Guillain-Barre syndrome in children

David T Hsieh MD (Dr. Hsieh of the Uniformed Services University of the Health Sciences and The University of Texas Health Science Center at San Antonio has no relevant financial relationships to disclose.)
Bernard Maria MD, editor. (Dr. Maria of Icahn School of Medicine at Mount Sinai and Director of Pediatric Neurology and Developmental Medicine at Goryeb Children)
Originally released November 15, 1999; last updated October 24, 2016; expires October 24, 2019

Overview

Guillain-Barré syndrome is an acquired, autoimmune-mediated radiculopolyneuropathy characterized by an ascending progressive motor weakness and areflexia. Sensory, autonomic, and brainstem findings can also occur. In this article, the author provides updates on the association of mycoplasma pneumonia with Guillain-Barre syndrome.

Key points

 

• Guillain-Barré syndrome is an acquired, autoimmune-mediated radiculopolyneuropathy characterized by an ascending progressive motor weakness and areflexia.

 

• Although weakness is the hallmark symptom, differing presentations in children, as opposed to adults, can include predominant symptoms of gait ataxia or pain, and a higher incidence of cranial nerve abnormalities.

 

• Regional differences in presentation are observed, with demyelinating subtypes more prevalent in Western countries, such as the United States, and axonal subtypes more prevalent in Asia and in Mexico.

 

• The most significant complication is the need for respiratory support, which is reported in 10% to 28% of children.

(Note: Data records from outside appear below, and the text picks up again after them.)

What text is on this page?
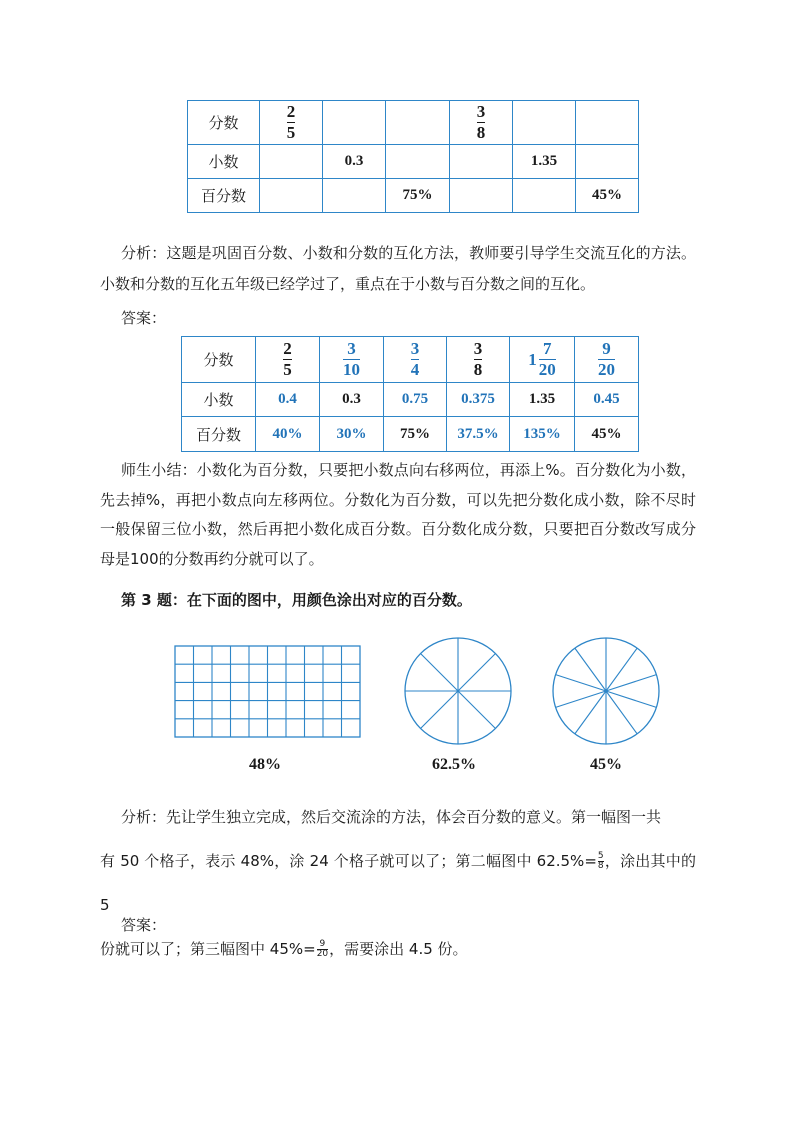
分数	$\frac{2}{5}$			$\frac{3}{8}$

小数		0.3			1.35	
百分数			75%			45%

分析：这题是巩固百分数、小数和分数的互化方法，教师要引导学生交流互化的方法。小数和分数的互化五年级已经学过了，重点在于小数与百分数之间的互化。

答案：

分数	$\frac{2}{5}$	$\frac{3}{10}$	$\frac{3}{4}$	$\frac{3}{8}$	$1 \frac{7}{20}$	$\frac{9}{20}$

小数	0.4	0.3	0.75	0.375	1.35	0.45
百分数	40%	30%	75%	37.5%	135%	45%

师生小结：小数化为百分数，只要把小数点向右移两位，再添上%。百分数化为小数，先去掉%，再把小数点向左移两位。分数化为百分数，可以先把分数化成小数，除不尽时一般保留三位小数，然后再把小数化成百分数。百分数化成分数，只要把百分数改写成分母是100的分数再约分就可以了。

第 3 题：在下面的图中，用颜色涂出对应的百分数。

48%	62.5%	45%
分析：先让学生独立完成，然后交流涂的方法，体会百分数的意义。第一幅图一共
有 50 个格子，表示 48%，涂 24 个格子就可以了；第二幅图中 $62.5\%= \frac{5}{8}$ ，涂出其中的 5
份就可以了；第三幅图中 $45\%= \frac{9}{20}$ ，需要涂出 4.5 份。

答案：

Historical note and terminology

Guillain-Barré syndrome is an acquired, autoimmune-mediated radiculopolyneuropathy characterized by an ascending progressive motor weakness and areflexia. Sensory, autonomic, and brainstem findings can also occur. This syndrome was first described by Landry in 1859, later by the French army neurologists Guillain and Barré in 1916 (Ropper 1992). The observation by Guillain and Barré that this weakness occurred with "albuminocytologic dissociation" (ie, an elevated CSF protein with a normal CSF cell count) allowed this entity to be distinguished from polio and other neuropathies.